Sosyal medya platformlarının takipçilerinin bilgilerini suistimal etmeleri, manipülatif eylemlere aracı olmaları mutlaka denetlenmeli. Kişilik haklarına saldıran, ırkçılık-ayrımcılık yapan, ağır küfür ve hakaret içeren paylaşımlar engellenmeli, hesaplar takibe alınmalı. Sosyal medya şirketleri bu konularda kullanıcılara elbette uyarılarını yapmalı, sınırlar çizmeli. Ancak öte yandan artık sosyal medyanın dünyanın en etkin haberleşme, iletişim zemini olduğu, dünyanın en çok izlenen TV kanalları olduğu da dikkate alınmalı. Günümüz insanları sosyal medya platformları üzerinden bilgileniyor. Yüzbinlerce, milyonlarca takipçisi olan hesaplar görüşlerini, yazılarını, haberlerini bu platformlar üzerinden paylaşıyor. Halkın bilgi alma ihtiyacı buralardan karşılanıyor.
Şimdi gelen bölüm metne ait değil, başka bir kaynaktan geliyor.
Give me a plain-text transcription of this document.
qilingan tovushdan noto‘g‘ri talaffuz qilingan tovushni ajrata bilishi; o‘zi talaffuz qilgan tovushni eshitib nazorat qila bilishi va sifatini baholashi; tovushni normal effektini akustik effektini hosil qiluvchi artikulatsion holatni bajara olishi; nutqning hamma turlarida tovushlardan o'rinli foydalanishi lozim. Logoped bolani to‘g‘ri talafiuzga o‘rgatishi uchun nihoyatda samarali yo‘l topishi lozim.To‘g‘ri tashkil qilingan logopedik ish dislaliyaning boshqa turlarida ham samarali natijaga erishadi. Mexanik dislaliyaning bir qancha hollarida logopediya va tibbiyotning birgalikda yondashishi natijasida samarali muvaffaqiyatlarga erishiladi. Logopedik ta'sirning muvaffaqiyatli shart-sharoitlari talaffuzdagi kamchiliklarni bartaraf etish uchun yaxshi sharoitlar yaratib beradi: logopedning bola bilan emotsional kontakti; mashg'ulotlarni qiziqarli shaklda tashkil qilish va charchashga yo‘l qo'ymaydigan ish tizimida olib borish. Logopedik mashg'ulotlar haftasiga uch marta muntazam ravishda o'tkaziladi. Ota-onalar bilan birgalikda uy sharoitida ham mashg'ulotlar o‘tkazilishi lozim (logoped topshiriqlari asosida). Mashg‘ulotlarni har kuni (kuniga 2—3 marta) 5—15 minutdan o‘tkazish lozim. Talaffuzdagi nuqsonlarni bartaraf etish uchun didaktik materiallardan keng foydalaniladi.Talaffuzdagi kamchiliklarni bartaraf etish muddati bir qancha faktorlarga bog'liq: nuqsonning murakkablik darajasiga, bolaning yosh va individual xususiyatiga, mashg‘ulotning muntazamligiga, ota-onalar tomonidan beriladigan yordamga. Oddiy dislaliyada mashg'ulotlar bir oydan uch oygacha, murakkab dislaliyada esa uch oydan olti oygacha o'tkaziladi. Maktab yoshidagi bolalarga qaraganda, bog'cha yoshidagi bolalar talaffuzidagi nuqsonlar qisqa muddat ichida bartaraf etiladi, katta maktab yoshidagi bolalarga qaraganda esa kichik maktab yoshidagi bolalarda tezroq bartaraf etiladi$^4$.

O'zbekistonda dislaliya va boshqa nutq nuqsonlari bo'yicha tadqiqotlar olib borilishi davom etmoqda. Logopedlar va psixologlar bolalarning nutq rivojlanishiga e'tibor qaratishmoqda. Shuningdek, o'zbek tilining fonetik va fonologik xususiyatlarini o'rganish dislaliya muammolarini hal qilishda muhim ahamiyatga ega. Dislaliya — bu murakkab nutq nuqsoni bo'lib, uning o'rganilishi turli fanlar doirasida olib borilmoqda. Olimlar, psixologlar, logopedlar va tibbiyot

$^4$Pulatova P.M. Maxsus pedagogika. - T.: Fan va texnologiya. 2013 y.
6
Trump’ın yaptığı Twitter paylaşımları sonrasında Trump taraftarlarının Kongre’yi basması, şiddetin, ölümlerin olması sadece ABD’de değil dünyada büyük yankı oluşturdu. Bu paylaşımları ve olayları gerekçe gösteren Twitter önce Trump’ın hesabını dondurdu, sonra süresiz engelledi.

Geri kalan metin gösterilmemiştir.